This review appeared in The Third Alternative #37:-
MAUL: TRICIA SULLIVAN
Orbit pb, 355pp, £10.99
This is a novel with two parallel storylines. In one of them, with her friends Suk Hee and Keri, Sun goes down to the mall to engage in a little retail therapy. Like all girls of their age they are dedicated followers of fashion and so carry the latest in firearms, but when trouble comes, a run in with a girl gang led by videoartist 10Esha, it turns out to be far worse than anyone could have expected and events spiral out of control until the whole mall is declared a danger zone and the National Guard are called in to take care of business. For Sun there doesn’t seem to be any way out from under. Meanwhile in the parallel track we get a world where nearly all the men have been wiped out by deadly Y-viruses; most of the survivors live in pseudo-medieval castles, and are highly prized by the women as breeding material. Scientist Maddie experiments on Meniscus, a cloned and mute male whose body may just hold the key to defeating the viruses, or perhaps even communicating with them, but there are certain parties with a vested interest in her not succeeding, and when Meniscus encounters Snake, a rogue male on the run from the authorities, the shit well and truly hits the fan.

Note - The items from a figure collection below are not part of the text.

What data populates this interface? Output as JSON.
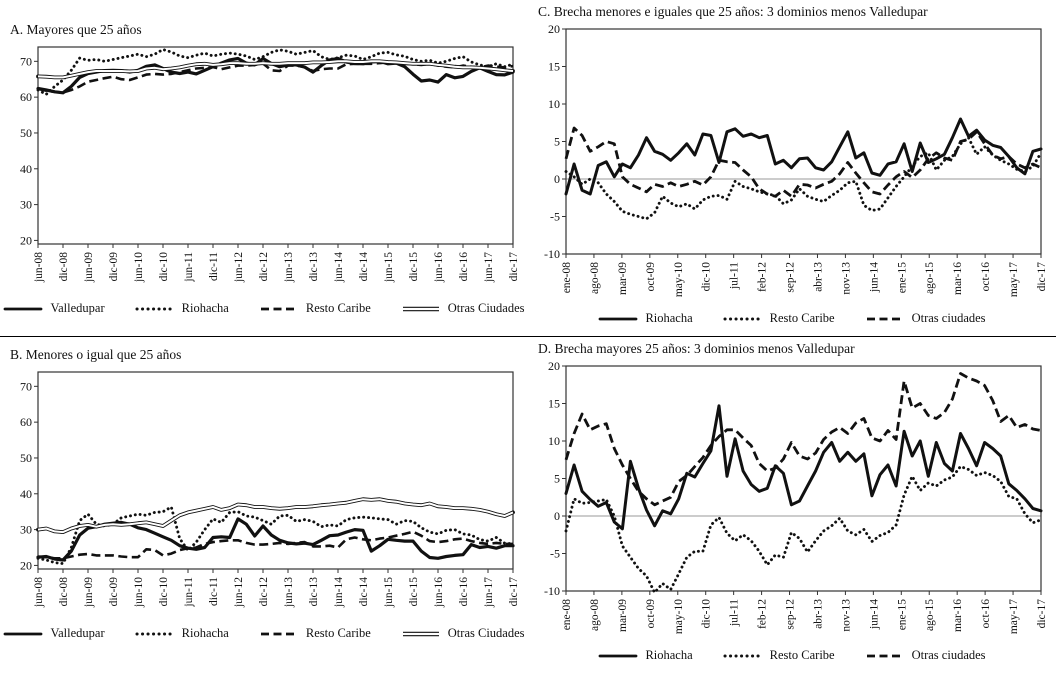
{
  "figure_title": "",
  "colors": {
    "line": "#111111",
    "zero_gridline": "#9a9a9a",
    "frame": "#333333",
    "background": "#ffffff"
  },
  "chart_data": [
    {
      "type": "line",
      "title": "A. Mayores que 25 años",
      "xlabel": "",
      "ylabel": "",
      "ylim": [
        19,
        74
      ],
      "yticks": [
        70,
        60,
        50,
        40,
        30,
        20
      ],
      "zero_gridline": false,
      "legend_position": "bottom",
      "x_tick_labels": [
        "jun-08",
        "dic-08",
        "jun-09",
        "dic-09",
        "jun-10",
        "dic-10",
        "jun-11",
        "dic-11",
        "jun-12",
        "dic-12",
        "jun-13",
        "dic-13",
        "jun-14",
        "dic-14",
        "jun-15",
        "dic-15",
        "jun-16",
        "dic-16",
        "jun-17",
        "dic-17"
      ],
      "series": [
        {
          "name": "Valledupar",
          "line_style": "solid",
          "line_width": 3.2,
          "values": [
            62.4,
            62.0,
            61.5,
            61.2,
            63.0,
            65.5,
            66.6,
            67.0,
            67.4,
            67.5,
            67.4,
            67.0,
            67.5,
            68.6,
            69.0,
            68.0,
            67.0,
            66.6,
            67.0,
            66.5,
            67.5,
            68.5,
            69.5,
            70.4,
            70.8,
            69.5,
            69.0,
            70.8,
            69.4,
            68.5,
            69.0,
            69.0,
            68.4,
            67.0,
            68.8,
            70.4,
            70.8,
            69.8,
            69.4,
            69.3,
            69.8,
            70.0,
            69.3,
            69.5,
            68.5,
            66.4,
            64.5,
            64.8,
            64.2,
            66.3,
            65.4,
            65.8,
            67.2,
            68.2,
            67.2,
            66.3,
            66.2,
            67.0
          ]
        },
        {
          "name": "Riohacha",
          "line_style": "dotted",
          "line_width": 2.9,
          "values": [
            62.0,
            60.8,
            63.0,
            64.8,
            67.5,
            70.9,
            70.3,
            70.5,
            70.0,
            70.5,
            71.0,
            71.5,
            72.0,
            71.3,
            72.0,
            73.3,
            72.6,
            71.5,
            71.0,
            71.7,
            72.3,
            71.5,
            72.0,
            72.3,
            72.0,
            71.5,
            70.5,
            71.3,
            72.5,
            73.2,
            72.8,
            72.0,
            72.5,
            73.0,
            71.3,
            70.5,
            71.0,
            71.7,
            71.5,
            70.5,
            71.3,
            72.3,
            72.5,
            71.8,
            71.4,
            70.5,
            70.0,
            70.3,
            69.5,
            70.0,
            70.8,
            71.3,
            69.8,
            69.0,
            68.5,
            69.3,
            68.5,
            69.2
          ]
        },
        {
          "name": "Resto Caribe",
          "line_style": "dashed",
          "line_width": 2.6,
          "values": [
            62.3,
            61.8,
            61.5,
            61.3,
            62.0,
            63.0,
            64.3,
            64.8,
            65.3,
            65.7,
            65.0,
            64.8,
            65.5,
            66.3,
            66.5,
            66.3,
            66.5,
            67.0,
            67.5,
            68.0,
            68.2,
            68.4,
            67.8,
            68.3,
            68.8,
            68.8,
            69.0,
            69.4,
            67.5,
            67.3,
            68.8,
            68.8,
            68.4,
            67.3,
            67.8,
            68.0,
            68.0,
            69.2,
            69.3,
            69.3,
            69.3,
            69.5,
            69.7,
            69.5,
            69.3,
            69.2,
            69.0,
            69.3,
            68.8,
            68.5,
            68.3,
            68.8,
            68.5,
            68.3,
            68.8,
            68.5,
            68.3,
            68.7
          ]
        },
        {
          "name": "Otras Ciudades",
          "line_style": "double",
          "line_width": 3.8,
          "values": [
            65.8,
            65.7,
            65.5,
            65.5,
            66.0,
            66.5,
            67.0,
            67.3,
            67.3,
            67.3,
            67.3,
            67.2,
            67.3,
            68.0,
            68.2,
            67.8,
            68.0,
            68.3,
            68.8,
            69.2,
            69.3,
            69.0,
            69.2,
            69.5,
            69.5,
            69.3,
            69.3,
            69.5,
            69.3,
            69.3,
            69.5,
            69.5,
            69.5,
            69.7,
            69.7,
            69.8,
            70.0,
            70.0,
            69.8,
            69.8,
            70.0,
            70.0,
            69.8,
            69.7,
            69.5,
            69.3,
            69.3,
            69.3,
            69.0,
            68.8,
            68.5,
            68.3,
            68.3,
            68.2,
            68.0,
            67.8,
            67.5,
            67.3
          ]
        }
      ]
    },
    {
      "type": "line",
      "title": "B. Menores o igual que 25 años",
      "xlabel": "",
      "ylabel": "",
      "ylim": [
        19,
        74
      ],
      "yticks": [
        70,
        60,
        50,
        40,
        30,
        20
      ],
      "zero_gridline": false,
      "legend_position": "bottom",
      "x_tick_labels": [
        "jun-08",
        "dic-08",
        "jun-09",
        "dic-09",
        "jun-10",
        "dic-10",
        "jun-11",
        "dic-11",
        "jun-12",
        "dic-12",
        "jun-13",
        "dic-13",
        "jun-14",
        "dic-14",
        "jun-15",
        "dic-15",
        "jun-16",
        "dic-16",
        "jun-17",
        "dic-17"
      ],
      "series": [
        {
          "name": "Valledupar",
          "line_style": "solid",
          "line_width": 3.2,
          "values": [
            22.3,
            22.5,
            21.8,
            21.5,
            24.0,
            28.5,
            30.4,
            30.8,
            31.5,
            31.8,
            32.0,
            31.5,
            30.5,
            30.0,
            29.0,
            28.0,
            27.0,
            25.5,
            24.8,
            24.5,
            25.0,
            27.8,
            28.0,
            27.8,
            33.0,
            31.5,
            28.2,
            31.0,
            28.5,
            27.0,
            26.3,
            26.0,
            26.2,
            25.8,
            27.0,
            28.3,
            28.5,
            29.3,
            30.0,
            29.8,
            24.0,
            25.5,
            27.3,
            27.0,
            26.8,
            26.8,
            24.0,
            22.2,
            22.0,
            22.5,
            22.8,
            23.0,
            25.8,
            25.0,
            25.3,
            24.8,
            25.5,
            25.5
          ]
        },
        {
          "name": "Riohacha",
          "line_style": "dotted",
          "line_width": 2.9,
          "values": [
            22.0,
            21.5,
            20.8,
            20.5,
            25.0,
            32.5,
            34.3,
            31.5,
            31.0,
            31.5,
            33.3,
            33.8,
            34.3,
            34.0,
            34.8,
            35.0,
            36.3,
            27.5,
            24.2,
            26.5,
            30.0,
            33.0,
            32.0,
            34.8,
            35.0,
            33.8,
            33.5,
            32.5,
            31.5,
            33.8,
            34.0,
            32.3,
            32.8,
            32.3,
            30.8,
            31.3,
            31.0,
            32.8,
            33.3,
            33.5,
            33.3,
            33.0,
            32.8,
            31.5,
            32.5,
            32.3,
            30.5,
            29.3,
            28.8,
            29.8,
            30.0,
            28.8,
            28.5,
            27.2,
            26.8,
            27.8,
            26.2,
            26.0
          ]
        },
        {
          "name": "Resto Caribe",
          "line_style": "dashed",
          "line_width": 2.6,
          "values": [
            22.5,
            22.3,
            22.0,
            22.0,
            22.5,
            23.0,
            23.2,
            22.8,
            22.8,
            22.8,
            22.5,
            22.3,
            22.3,
            24.5,
            24.3,
            22.8,
            23.3,
            24.3,
            24.8,
            25.0,
            26.0,
            26.5,
            26.8,
            27.0,
            27.0,
            26.3,
            25.8,
            25.8,
            26.0,
            26.3,
            26.0,
            26.3,
            26.5,
            25.3,
            25.3,
            25.5,
            25.0,
            27.3,
            27.8,
            27.3,
            27.0,
            27.5,
            27.8,
            28.3,
            28.8,
            29.4,
            28.3,
            26.8,
            26.5,
            26.8,
            27.3,
            27.5,
            26.8,
            26.3,
            26.0,
            26.3,
            26.0,
            26.0
          ]
        },
        {
          "name": "Otras Ciudades",
          "line_style": "double",
          "line_width": 3.8,
          "values": [
            30.0,
            30.3,
            29.5,
            29.3,
            30.3,
            31.0,
            31.3,
            30.8,
            31.3,
            31.5,
            31.3,
            31.5,
            31.8,
            32.0,
            31.5,
            31.0,
            32.5,
            34.0,
            34.8,
            35.3,
            35.8,
            36.3,
            35.5,
            36.0,
            37.0,
            36.8,
            36.3,
            36.3,
            36.0,
            35.8,
            36.0,
            36.3,
            36.3,
            36.5,
            36.8,
            37.0,
            37.3,
            37.5,
            38.0,
            38.5,
            38.3,
            38.5,
            38.0,
            37.8,
            37.3,
            37.0,
            36.8,
            37.3,
            36.5,
            36.3,
            36.0,
            36.0,
            35.8,
            35.5,
            35.0,
            34.3,
            33.8,
            34.8
          ]
        }
      ]
    },
    {
      "type": "line",
      "title": "C. Brecha menores e iguales que 25 años: 3 dominios menos Valledupar",
      "xlabel": "",
      "ylabel": "",
      "ylim": [
        -10,
        20
      ],
      "yticks": [
        20,
        15,
        10,
        5,
        0,
        -5,
        -10
      ],
      "zero_gridline": true,
      "legend_position": "bottom",
      "x_tick_labels": [
        "ene-08",
        "ago-08",
        "mar-09",
        "oct-09",
        "may-10",
        "dic-10",
        "jul-11",
        "feb-12",
        "sep-12",
        "abr-13",
        "nov-13",
        "jun-14",
        "ene-15",
        "ago-15",
        "mar-16",
        "oct-16",
        "may-17",
        "dic-17"
      ],
      "series": [
        {
          "name": "Riohacha",
          "line_style": "solid",
          "line_width": 3.0,
          "values": [
            -2.0,
            2.0,
            -1.5,
            -2.0,
            1.8,
            2.3,
            0.3,
            2.0,
            1.5,
            3.2,
            5.5,
            3.7,
            3.3,
            2.5,
            3.5,
            4.7,
            3.2,
            6.0,
            5.8,
            2.2,
            6.3,
            6.7,
            5.7,
            6.0,
            5.5,
            5.8,
            2.0,
            2.5,
            1.5,
            2.7,
            2.8,
            1.5,
            1.2,
            2.3,
            4.3,
            6.3,
            2.8,
            3.5,
            0.8,
            0.5,
            2.0,
            2.3,
            4.7,
            1.0,
            4.8,
            2.2,
            2.7,
            3.3,
            5.5,
            8.0,
            5.7,
            6.5,
            5.2,
            4.5,
            4.2,
            3.0,
            1.5,
            0.7,
            3.7,
            4.0
          ]
        },
        {
          "name": "Resto Caribe",
          "line_style": "dotted",
          "line_width": 2.9,
          "values": [
            1.0,
            0.3,
            -0.7,
            0.0,
            -0.5,
            -2.0,
            -3.0,
            -4.3,
            -4.7,
            -5.0,
            -5.3,
            -4.5,
            -2.3,
            -3.2,
            -3.7,
            -3.3,
            -4.0,
            -2.8,
            -2.3,
            -2.2,
            -2.7,
            -0.3,
            -1.0,
            -1.3,
            -1.7,
            -2.0,
            -2.2,
            -3.3,
            -2.8,
            -1.3,
            -2.3,
            -2.7,
            -3.0,
            -2.2,
            -1.5,
            -0.5,
            -0.3,
            -3.5,
            -4.2,
            -4.0,
            -2.5,
            -1.0,
            0.3,
            1.7,
            3.0,
            3.5,
            1.2,
            2.5,
            3.0,
            4.7,
            5.5,
            3.3,
            4.3,
            3.2,
            2.5,
            2.0,
            1.3,
            1.0,
            1.7,
            3.5
          ]
        },
        {
          "name": "Otras ciudades",
          "line_style": "dashed",
          "line_width": 2.8,
          "values": [
            2.7,
            6.8,
            5.8,
            3.7,
            4.3,
            5.0,
            4.7,
            0.3,
            -0.7,
            -1.2,
            -1.7,
            -0.7,
            -1.0,
            -0.5,
            -1.0,
            -0.7,
            -0.3,
            -0.8,
            0.3,
            2.5,
            2.3,
            2.2,
            1.2,
            0.3,
            -1.3,
            -2.0,
            -2.3,
            -1.5,
            -2.3,
            -0.7,
            -0.8,
            -1.2,
            -0.7,
            -0.3,
            0.7,
            2.2,
            0.8,
            -0.5,
            -1.7,
            -2.0,
            -0.8,
            0.3,
            1.0,
            0.2,
            1.2,
            2.7,
            3.5,
            2.8,
            2.5,
            5.0,
            5.3,
            6.3,
            4.7,
            3.2,
            2.7,
            3.0,
            2.0,
            1.5,
            2.0,
            1.5
          ]
        }
      ]
    },
    {
      "type": "line",
      "title": "D. Brecha mayores 25 años: 3 dominios menos Valledupar",
      "xlabel": "",
      "ylabel": "",
      "ylim": [
        -10,
        20
      ],
      "yticks": [
        20,
        15,
        10,
        5,
        0,
        -5,
        -10
      ],
      "zero_gridline": true,
      "legend_position": "bottom",
      "x_tick_labels": [
        "ene-08",
        "ago-08",
        "mar-09",
        "oct-09",
        "may-10",
        "dic-10",
        "jul-11",
        "feb-12",
        "sep-12",
        "abr-13",
        "nov-13",
        "jun-14",
        "ene-15",
        "ago-15",
        "mar-16",
        "oct-16",
        "may-17",
        "dic-17"
      ],
      "series": [
        {
          "name": "Riohacha",
          "line_style": "solid",
          "line_width": 3.0,
          "values": [
            3.0,
            6.8,
            3.3,
            2.2,
            1.3,
            1.8,
            -0.8,
            -1.7,
            7.3,
            3.7,
            0.8,
            -1.3,
            0.7,
            0.3,
            2.3,
            5.7,
            5.2,
            7.0,
            8.7,
            14.7,
            5.3,
            10.3,
            6.0,
            4.2,
            3.3,
            3.7,
            6.7,
            5.7,
            1.5,
            2.0,
            4.0,
            6.0,
            8.5,
            9.8,
            7.3,
            8.5,
            7.3,
            8.3,
            2.7,
            5.5,
            6.8,
            4.0,
            11.3,
            8.0,
            10.0,
            5.3,
            9.8,
            7.0,
            6.0,
            11.0,
            9.0,
            6.7,
            9.8,
            9.0,
            8.0,
            4.3,
            3.4,
            2.3,
            1.0,
            0.7
          ]
        },
        {
          "name": "Resto Caribe",
          "line_style": "dotted",
          "line_width": 2.9,
          "values": [
            -2.0,
            2.3,
            1.7,
            1.8,
            2.0,
            2.2,
            0.0,
            -4.0,
            -5.5,
            -7.0,
            -8.0,
            -10.2,
            -9.0,
            -9.8,
            -7.7,
            -5.5,
            -4.7,
            -4.7,
            -1.2,
            -0.2,
            -2.3,
            -3.3,
            -2.5,
            -3.3,
            -4.7,
            -6.5,
            -5.2,
            -5.5,
            -2.2,
            -3.0,
            -4.8,
            -3.3,
            -2.0,
            -1.3,
            -0.3,
            -2.0,
            -2.5,
            -1.8,
            -3.4,
            -2.6,
            -2.2,
            -1.2,
            2.8,
            5.3,
            3.4,
            4.4,
            4.0,
            4.8,
            5.2,
            6.6,
            6.2,
            5.4,
            5.8,
            5.4,
            4.6,
            2.6,
            2.3,
            0.3,
            -0.9,
            -0.5
          ]
        },
        {
          "name": "Otras ciudades",
          "line_style": "dashed",
          "line_width": 2.8,
          "values": [
            7.5,
            11.0,
            13.6,
            11.5,
            12.0,
            12.3,
            9.0,
            6.8,
            5.0,
            3.3,
            2.3,
            1.5,
            2.0,
            2.5,
            4.6,
            5.4,
            6.6,
            7.8,
            9.4,
            10.6,
            11.5,
            11.5,
            10.4,
            9.4,
            7.0,
            6.0,
            6.4,
            7.6,
            9.8,
            8.0,
            7.6,
            8.4,
            10.2,
            11.2,
            11.8,
            11.0,
            12.4,
            13.0,
            10.4,
            10.0,
            11.4,
            10.2,
            18.0,
            14.4,
            15.0,
            13.4,
            13.0,
            13.8,
            15.6,
            19.0,
            18.4,
            18.0,
            17.4,
            15.4,
            12.6,
            13.4,
            11.8,
            12.2,
            11.6,
            11.4
          ]
        }
      ]
    }
  ]
}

There is the suggestion that all the events taking place in the mall are just part of a VR simulation in which Meniscus is resolving his own internal problems vis-à-vis the virus, but also hints in the conversation between the girls that their present is the past of the world in which men have become virtually extinct, or even that the world of Meniscus is itself a simulation, and a first impulse may well be to bemoan yet another novel in which the world is shown to be a VR construct, but while the Matrix comparisons can’t be avoided Sullivan’s use of such ideas is much more sophisticated; she refuses to lay everything out for the reader, instead offering us an oblique interplay between the two strands and leaving us to decide for ourselves what’s what in the reality stakes. Nor is this the only common reference point for the reader. The future setting with its female dominated society brings to mind several similar novels; Sullivan admits as much with a reference to Tepper’s The Gate to Women’s Country in the acknowledgements. Elsewhere we have the character Snake reprising the hero of Carpenter’s Escape from New York while some of the contests the men engage in reminded me of Running Man or even TV’s Gladiators.

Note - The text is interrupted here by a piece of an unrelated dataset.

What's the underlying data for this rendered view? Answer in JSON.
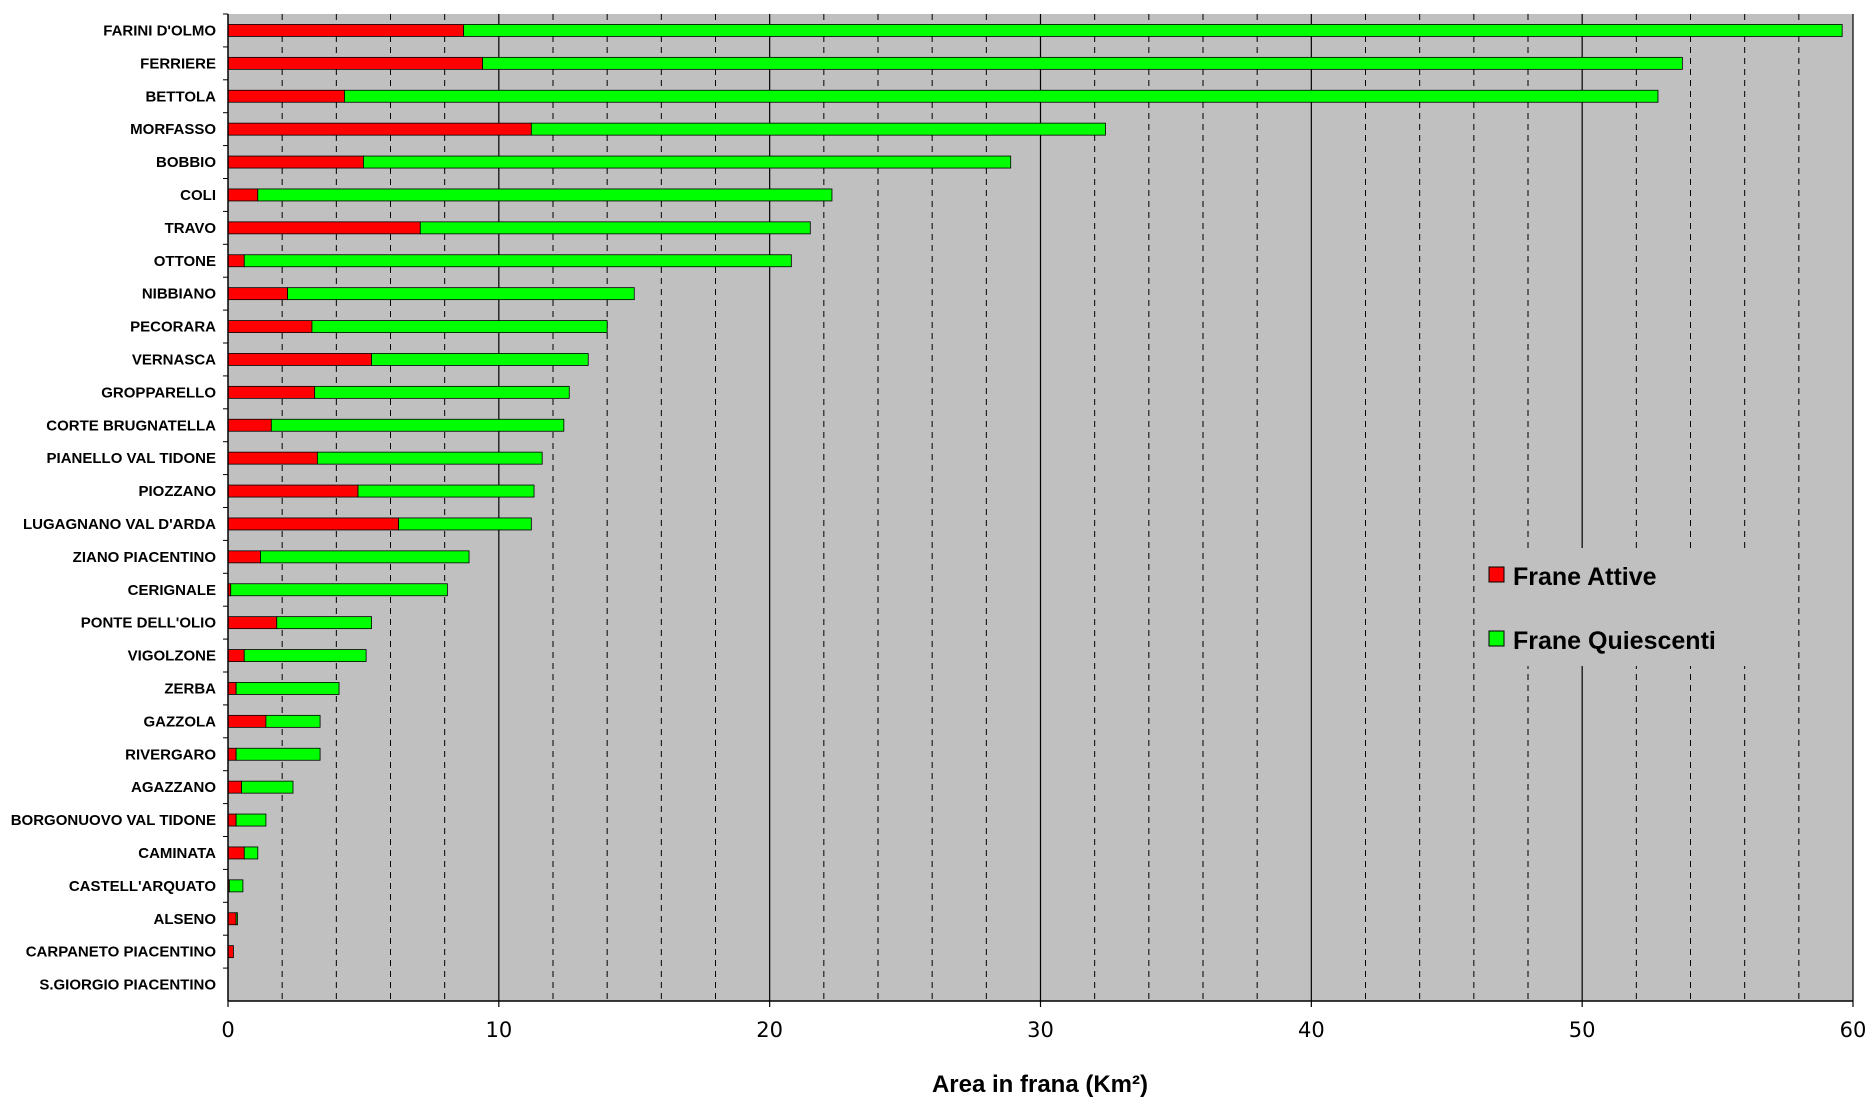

None of this matters though; the verve of Sullivan’s writing and the wealth of incidental invention with which she packs the book is enough to sweep away any and all objections to its structure. There is something new on practically every other page, with enough throwaway ideas and inventions for half a dozen ordinary novels. For instance, the idea that viruses may be attempting to communicate with human beings, or use of the terrorbug, a virus that inspires irrational and unreasoning fear in whoever it infects. Elsewhere we have the dramatic picture of teen gangs running wild, video artists who stream events as they happen and hunt down the reviewers who’ve dissed their work (let’s not go there) and men living in huge castles where they compete with each other to become prize studs. And this is just the tip of a substantial iceberg. Sullivan piles it on and makes it all seem real, no matter how incredible. She is particularly good with regard to the characterisation, populating Maul with a cast of believable people, from Maddie, who is desperate for her research to succeed but finally remembers her humanity, to the incorrigible and larger than life Snake, the ultimate rebel without a cause in search of a system to buck; from gun toting, enigmatic and possibly psychotic Suk Hee, to the wonderful free spirit that is Sun, a crazy cocktail of raging hormones and attitude, obsessing about boys and fashion one minute, putting the world to rights in the next (your atypical teen in fact). And add to that the fact that Sullivan’s writing rocks, with a frenetic prose style that helps sweep aside any objections to credibility and leaves you gasping at her sheer audacity in putting such things on paper. Who can resist a book with chapter headings like ‘Extra Spooky with Sauce’ and ‘High Risk Dildo’? Who in their right minds would want to? This book is sexy and cerebral and action packed; in short, a whole lot of fun.